Every country presents unique challenges, and even though I have experience as an expat, this has left me with a greater sense of frustration. The patient understanding that there are no shortcuts as a newcomer has eluded me. And so, with this rocky mental landscape, I’m utterly surprised at this revelation: Living in Finland is hard at the moment, but leaving it is even harder. What makes this so? It could be that I’m leaving at a time when the Finnish summer is at its most charming. The weather is beautiful, nature stunning and abundant. People are friendly and enjoying their precious time with the sun. It could be the straight-forward and uncomplicated sense of being I get from the people I encounter, or their wickedly dry, unabashed sense of humour.

Being quiet isn’t considered anti-social here, and acting too positive is generally seen as insincere. It could be that I have found refuge in a burgeoning friendship. I have been told on various occasions that it takes a Finn a good, long while before befriending someone, but when he or she does, that friendship lasts. Coming from America, where the welcome can be warm but sometimes superficial, friendship is often a fluid phenomenon. This isn’t a treatise on which culture is better to foreigners, but rather, the workings of my mind as it seeks to understand itself in this country.

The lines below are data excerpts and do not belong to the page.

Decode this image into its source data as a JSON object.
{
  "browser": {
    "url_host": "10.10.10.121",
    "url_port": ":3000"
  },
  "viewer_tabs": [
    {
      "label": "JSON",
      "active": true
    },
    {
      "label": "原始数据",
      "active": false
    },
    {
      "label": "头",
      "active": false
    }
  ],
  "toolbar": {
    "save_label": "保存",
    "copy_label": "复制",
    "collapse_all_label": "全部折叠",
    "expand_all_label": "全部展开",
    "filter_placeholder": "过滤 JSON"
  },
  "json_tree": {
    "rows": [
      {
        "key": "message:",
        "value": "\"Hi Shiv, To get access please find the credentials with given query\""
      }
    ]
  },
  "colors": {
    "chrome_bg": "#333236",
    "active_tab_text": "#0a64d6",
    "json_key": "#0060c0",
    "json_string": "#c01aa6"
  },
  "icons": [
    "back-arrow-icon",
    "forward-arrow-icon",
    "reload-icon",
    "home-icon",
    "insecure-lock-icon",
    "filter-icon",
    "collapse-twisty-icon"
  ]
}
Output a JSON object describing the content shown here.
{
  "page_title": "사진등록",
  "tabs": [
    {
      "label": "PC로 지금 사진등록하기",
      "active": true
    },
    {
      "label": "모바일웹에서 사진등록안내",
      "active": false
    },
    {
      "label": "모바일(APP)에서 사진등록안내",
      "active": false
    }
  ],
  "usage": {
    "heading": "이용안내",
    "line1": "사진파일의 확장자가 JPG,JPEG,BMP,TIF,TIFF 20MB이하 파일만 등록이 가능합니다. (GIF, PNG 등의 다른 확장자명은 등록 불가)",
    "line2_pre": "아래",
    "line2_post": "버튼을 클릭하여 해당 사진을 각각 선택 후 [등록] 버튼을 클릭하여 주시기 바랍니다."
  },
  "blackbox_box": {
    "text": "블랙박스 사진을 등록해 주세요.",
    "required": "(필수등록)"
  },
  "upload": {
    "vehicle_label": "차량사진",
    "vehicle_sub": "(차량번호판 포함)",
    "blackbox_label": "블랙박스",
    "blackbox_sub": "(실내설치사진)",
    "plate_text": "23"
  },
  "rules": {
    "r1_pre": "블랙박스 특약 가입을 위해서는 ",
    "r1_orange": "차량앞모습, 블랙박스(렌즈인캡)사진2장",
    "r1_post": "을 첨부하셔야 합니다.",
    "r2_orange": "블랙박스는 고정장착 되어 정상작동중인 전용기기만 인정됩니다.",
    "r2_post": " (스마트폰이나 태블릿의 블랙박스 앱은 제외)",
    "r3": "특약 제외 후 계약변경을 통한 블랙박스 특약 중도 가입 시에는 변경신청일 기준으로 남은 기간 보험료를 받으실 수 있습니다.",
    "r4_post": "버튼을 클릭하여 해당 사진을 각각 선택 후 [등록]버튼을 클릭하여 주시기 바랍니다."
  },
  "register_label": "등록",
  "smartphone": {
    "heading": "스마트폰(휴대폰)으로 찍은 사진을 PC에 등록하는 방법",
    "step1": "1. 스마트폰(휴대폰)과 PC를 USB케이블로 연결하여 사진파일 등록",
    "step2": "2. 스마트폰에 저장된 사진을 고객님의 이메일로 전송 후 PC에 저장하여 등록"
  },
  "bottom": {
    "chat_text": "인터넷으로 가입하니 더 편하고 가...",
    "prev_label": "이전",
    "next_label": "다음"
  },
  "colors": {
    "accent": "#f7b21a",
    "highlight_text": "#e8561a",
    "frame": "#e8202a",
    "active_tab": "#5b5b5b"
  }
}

It could be that, while I sometimes long to be in the country of my formative years, whose culture I understand and values I emulate, probably more than I care to know, Finland has slowly and quietly, without me even noticing, worked its way into my heart. I came here for the love of a Finnish man; I would like to stay here for the love of all things Finnish. Idealistic? Misinformed? Perhaps. Nevertheless, on the eve of my departure back to the States, I find myself Finland, dreaming.